Mike’s wife had been a cancer patient at an academic medical center, where they treated her with an attitude of indifference. Her treatments began while he was in a coma. “She was fighting cancer trying to save her own life while trying to keep me alive,” he said. “My life is a testament to my wife and the folks who have touched me like Dr. Chu, Laura, and Jaime.”
Mike’s gift of gab has turned strangers into acquaintances and acquaintances into friends and family, which he now considers NYCBS. His relationship with his care team has extended outside of the exam room.
Mike is a LA Fitness member, where he takes advantage of the water aerobics class and swimming pool. One day he talked to Dr. Chu about his fitness regimen, and Dr. Chu informed him that Laura, who is 33 weeks pregnant, also instructs a Zumba class there and that they should get Jaime in on a surprise visit.

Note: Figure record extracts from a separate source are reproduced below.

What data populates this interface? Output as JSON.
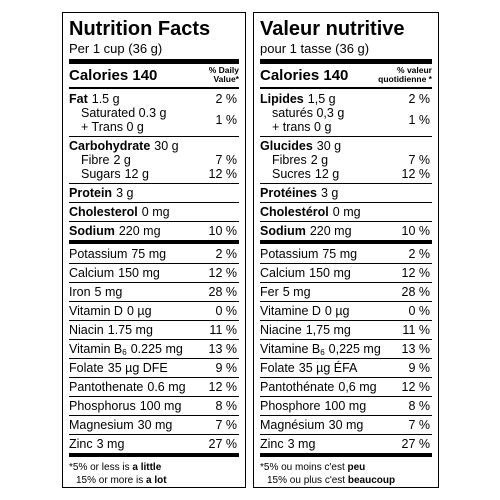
{
  "panels": [
    {
      "title": "Nutrition Facts",
      "serving": "Per 1 cup (36 g)",
      "calories": "Calories 140",
      "dv_header": [
        "% Daily",
        "Value*"
      ],
      "groups": [
        {
          "items": [
            {
              "name": "Fat",
              "amount": "1.5 g",
              "dv": "2 %",
              "bold": true
            },
            {
              "lines": [
                "Saturated 0.3 g",
                "+ Trans 0 g"
              ],
              "dv": "1 %",
              "indent": true
            }
          ]
        },
        {
          "items": [
            {
              "name": "Carbohydrate",
              "amount": "30 g",
              "bold": true
            },
            {
              "name": "Fibre",
              "amount": "2 g",
              "dv": "7 %",
              "indent": true
            },
            {
              "name": "Sugars",
              "amount": "12 g",
              "dv": "12 %",
              "indent": true
            }
          ]
        },
        {
          "items": [
            {
              "name": "Protein",
              "amount": "3 g",
              "bold": true
            }
          ]
        },
        {
          "items": [
            {
              "name": "Cholesterol",
              "amount": "0 mg",
              "bold": true
            }
          ]
        },
        {
          "items": [
            {
              "name": "Sodium",
              "amount": "220 mg",
              "dv": "10 %",
              "bold": true
            }
          ],
          "thick": true
        },
        {
          "items": [
            {
              "name": "Potassium",
              "amount": "75 mg",
              "dv": "2 %"
            }
          ]
        },
        {
          "items": [
            {
              "name": "Calcium",
              "amount": "150 mg",
              "dv": "12 %"
            }
          ]
        },
        {
          "items": [
            {
              "name": "Iron",
              "amount": "5 mg",
              "dv": "28 %"
            }
          ]
        },
        {
          "items": [
            {
              "name": "Vitamin D",
              "amount": "0 µg",
              "dv": "0 %"
            }
          ]
        },
        {
          "items": [
            {
              "name": "Niacin",
              "amount": "1.75 mg",
              "dv": "11 %"
            }
          ]
        },
        {
          "items": [
            {
              "name": "Vitamin B",
              "sub": "6",
              "amount": "0.225 mg",
              "dv": "13 %"
            }
          ]
        },
        {
          "items": [
            {
              "name": "Folate",
              "amount": "35 µg DFE",
              "dv": "9 %"
            }
          ]
        },
        {
          "items": [
            {
              "name": "Pantothenate",
              "amount": "0.6 mg",
              "dv": "12 %"
            }
          ]
        },
        {
          "items": [
            {
              "name": "Phosphorus",
              "amount": "100 mg",
              "dv": "8 %"
            }
          ]
        },
        {
          "items": [
            {
              "name": "Magnesium",
              "amount": "30 mg",
              "dv": "7 %"
            }
          ]
        },
        {
          "items": [
            {
              "name": "Zinc",
              "amount": "3 mg",
              "dv": "27 %"
            }
          ],
          "thick": true
        }
      ],
      "footnote": [
        [
          {
            "text": "*5% or less is "
          },
          {
            "text": "a little",
            "bold": true
          }
        ],
        [
          {
            "text": "15% or more is "
          },
          {
            "text": "a lot",
            "bold": true
          }
        ]
      ]
    },
    {
      "title": "Valeur nutritive",
      "serving": "pour 1 tasse (36 g)",
      "calories": "Calories 140",
      "dv_header": [
        "% valeur",
        "quotidienne *"
      ],
      "groups": [
        {
          "items": [
            {
              "name": "Lipides",
              "amount": "1,5 g",
              "dv": "2 %",
              "bold": true
            },
            {
              "lines": [
                "saturés 0,3 g",
                "+ trans 0 g"
              ],
              "dv": "1 %",
              "indent": true
            }
          ]
        },
        {
          "items": [
            {
              "name": "Glucides",
              "amount": "30 g",
              "bold": true
            },
            {
              "name": "Fibres",
              "amount": "2 g",
              "dv": "7 %",
              "indent": true
            },
            {
              "name": "Sucres",
              "amount": "12 g",
              "dv": "12 %",
              "indent": true
            }
          ]
        },
        {
          "items": [
            {
              "name": "Protéines",
              "amount": "3 g",
              "bold": true
            }
          ]
        },
        {
          "items": [
            {
              "name": "Cholestérol",
              "amount": "0 mg",
              "bold": true
            }
          ]
        },
        {
          "items": [
            {
              "name": "Sodium",
              "amount": "220 mg",
              "dv": "10 %",
              "bold": true
            }
          ],
          "thick": true
        },
        {
          "items": [
            {
              "name": "Potassium",
              "amount": "75 mg",
              "dv": "2 %"
            }
          ]
        },
        {
          "items": [
            {
              "name": "Calcium",
              "amount": "150 mg",
              "dv": "12 %"
            }
          ]
        },
        {
          "items": [
            {
              "name": "Fer",
              "amount": "5 mg",
              "dv": "28 %"
            }
          ]
        },
        {
          "items": [
            {
              "name": "Vitamine D",
              "amount": "0 µg",
              "dv": "0 %"
            }
          ]
        },
        {
          "items": [
            {
              "name": "Niacine",
              "amount": "1,75 mg",
              "dv": "11 %"
            }
          ]
        },
        {
          "items": [
            {
              "name": "Vitamine B",
              "sub": "6",
              "amount": "0,225 mg",
              "dv": "13 %"
            }
          ]
        },
        {
          "items": [
            {
              "name": "Folate",
              "amount": "35 µg ÉFA",
              "dv": "9 %"
            }
          ]
        },
        {
          "items": [
            {
              "name": "Pantothénate",
              "amount": "0,6 mg",
              "dv": "12 %"
            }
          ]
        },
        {
          "items": [
            {
              "name": "Phosphore",
              "amount": "100 mg",
              "dv": "8 %"
            }
          ]
        },
        {
          "items": [
            {
              "name": "Magnésium",
              "amount": "30 mg",
              "dv": "7 %"
            }
          ]
        },
        {
          "items": [
            {
              "name": "Zinc",
              "amount": "3 mg",
              "dv": "27 %"
            }
          ],
          "thick": true
        }
      ],
      "footnote": [
        [
          {
            "text": "*5% ou moins c'est "
          },
          {
            "text": "peu",
            "bold": true
          }
        ],
        [
          {
            "text": "15% ou plus c'est "
          },
          {
            "text": "beaucoup",
            "bold": true
          }
        ]
      ]
    }
  ]
}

The week it was planned for, Mike came to infusion, and as soon as Laura was out of earshot, he called Jaime over, gave her a fist bump, and said, "Are you excited for Sunday?"

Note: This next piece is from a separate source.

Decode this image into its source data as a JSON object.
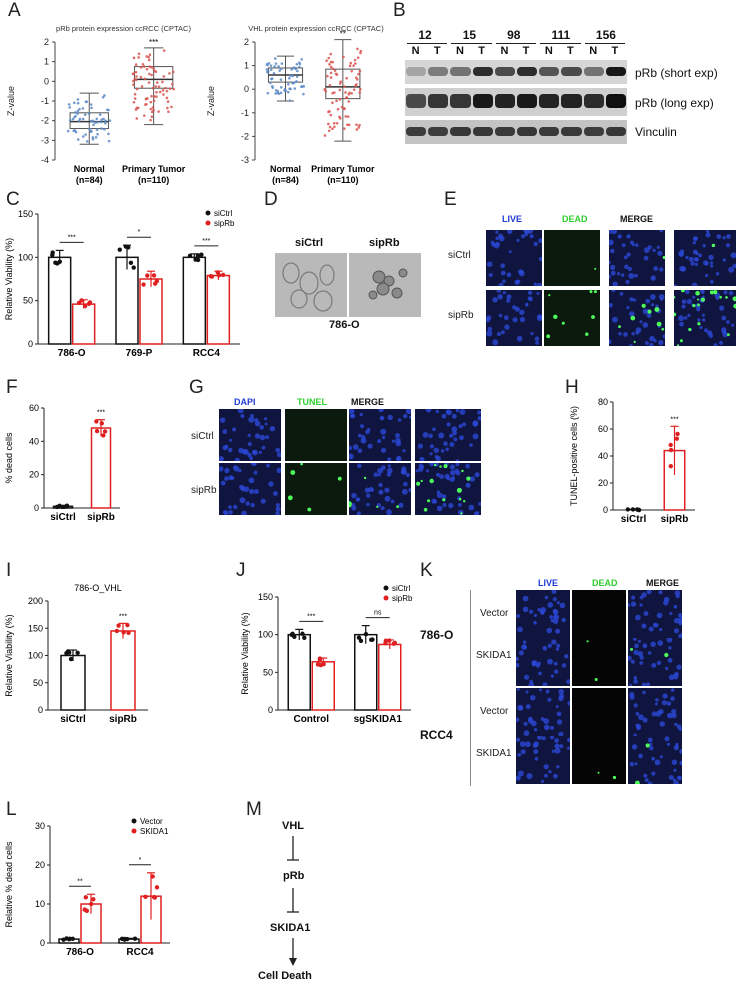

On the Zumba class day, Jaime got Laura out of the room so Dr. Chu and Mike could get in there undetected. When they walked back in, they doubled over laughing. They saw Dr. Chu in a signature gym headband, and Mike had on a straw hat with chips and salsa in his hands. He asked everyone, “Is this the salsa class?” His wife came too to record it and meet everyone for the first time.
Mike laughed at the hilarity of the situation. “I'm 6’2, 325 pounds,” he said. “The women in the class had no idea why this clown was coming in wearing a cowboy hat, bandana, and sunglasses. It was awesome, and Laura was speechless.”
The bond between Mike and his care team isn’t something you can find at any cancer center. Still, it is the critical differentiator and care model of NYCBS: Treating patients like family and creating priceless moments to conquer cancer together.